Sunday, November 15, 2015

Why she quit taking the pill

Mary Claire Lagroue writes at Verily about the many downsides of taking oral contrceptives.
In 1960 the pill was officially approved by the FDA. It’s no exaggeration to say that this daily dose of hormones was revolutionary. Feminism, the sexual revolution, religion, marriage—the pill was the impetus for so much change and controversy in all of these arenas and more. The pill was a game changer; there’s no denying that.

Fast-forward to today, and the pill is ubiquitous—and for most, unquestioned.

...That doesn’t mean that all women are using the pill to prevent pregnancy. Doctors prescribe women hormonal birth control pills for an increasingly wide variety of reasons, from managing reproductive system issues such as polycystic ovarian syndrome and endometriosis to far more tangential uses such as hormonal acne and fibrocystic breast disease.

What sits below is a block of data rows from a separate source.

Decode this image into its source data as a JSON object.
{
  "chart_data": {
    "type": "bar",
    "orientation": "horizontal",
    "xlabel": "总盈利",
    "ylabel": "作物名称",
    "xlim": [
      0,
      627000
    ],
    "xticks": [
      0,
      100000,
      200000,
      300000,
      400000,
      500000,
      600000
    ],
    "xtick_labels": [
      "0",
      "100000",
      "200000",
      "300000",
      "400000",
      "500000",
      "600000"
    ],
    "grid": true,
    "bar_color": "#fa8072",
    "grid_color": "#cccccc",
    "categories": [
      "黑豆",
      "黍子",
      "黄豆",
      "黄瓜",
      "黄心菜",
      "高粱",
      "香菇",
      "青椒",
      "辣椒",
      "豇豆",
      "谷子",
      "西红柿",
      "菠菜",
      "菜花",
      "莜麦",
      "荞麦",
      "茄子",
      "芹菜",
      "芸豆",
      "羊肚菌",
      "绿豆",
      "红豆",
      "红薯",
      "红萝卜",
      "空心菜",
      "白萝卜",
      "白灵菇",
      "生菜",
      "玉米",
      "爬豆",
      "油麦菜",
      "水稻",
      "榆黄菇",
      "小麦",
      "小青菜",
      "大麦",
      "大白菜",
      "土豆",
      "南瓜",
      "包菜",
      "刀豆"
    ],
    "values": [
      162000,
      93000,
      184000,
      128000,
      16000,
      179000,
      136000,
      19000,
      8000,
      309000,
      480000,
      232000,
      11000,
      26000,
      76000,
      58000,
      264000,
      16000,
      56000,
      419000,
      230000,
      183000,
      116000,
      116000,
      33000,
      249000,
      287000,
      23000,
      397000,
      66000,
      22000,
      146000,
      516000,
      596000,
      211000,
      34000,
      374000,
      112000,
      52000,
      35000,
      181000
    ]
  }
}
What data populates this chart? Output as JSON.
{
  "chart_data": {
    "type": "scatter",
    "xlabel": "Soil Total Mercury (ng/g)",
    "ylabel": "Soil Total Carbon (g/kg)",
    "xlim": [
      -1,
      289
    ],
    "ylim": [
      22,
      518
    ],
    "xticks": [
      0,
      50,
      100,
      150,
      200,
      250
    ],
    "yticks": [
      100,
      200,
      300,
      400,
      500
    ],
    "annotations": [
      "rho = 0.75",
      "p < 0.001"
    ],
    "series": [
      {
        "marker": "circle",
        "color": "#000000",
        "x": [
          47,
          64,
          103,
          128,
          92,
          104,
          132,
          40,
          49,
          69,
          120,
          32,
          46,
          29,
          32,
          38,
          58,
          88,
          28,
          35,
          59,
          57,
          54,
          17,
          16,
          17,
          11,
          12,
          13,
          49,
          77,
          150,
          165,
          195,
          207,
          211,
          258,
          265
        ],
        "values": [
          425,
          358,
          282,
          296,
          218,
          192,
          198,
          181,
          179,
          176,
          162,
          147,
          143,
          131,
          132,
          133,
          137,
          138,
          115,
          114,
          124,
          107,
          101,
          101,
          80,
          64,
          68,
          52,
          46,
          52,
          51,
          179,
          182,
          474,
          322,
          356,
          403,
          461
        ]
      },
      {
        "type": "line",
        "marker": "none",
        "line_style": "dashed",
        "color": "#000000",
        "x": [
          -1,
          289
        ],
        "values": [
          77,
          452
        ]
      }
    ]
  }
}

In fact, millions of women take the pill not simply as a contraceptive but to remedy symptoms of things that may or may not be related reproductive health. Hormonal birth control has become the standard of care, the go-to drug no matter the issue.

But a half century in, modern medicine is starting to question what has become the new normal. While the pill is largely viewed as the wonder drug of women’s health, the facts show that, if anything, oral contraceptives work in ways tangential to women’s fertility and overall health. The original hype surrounding the pill is starting to give way to convincing and frightening evidence that the pill we’re popping to prevent babies, acne, or even cancer might actually being doing us harm, not good—and that’s a hard pill to swallow.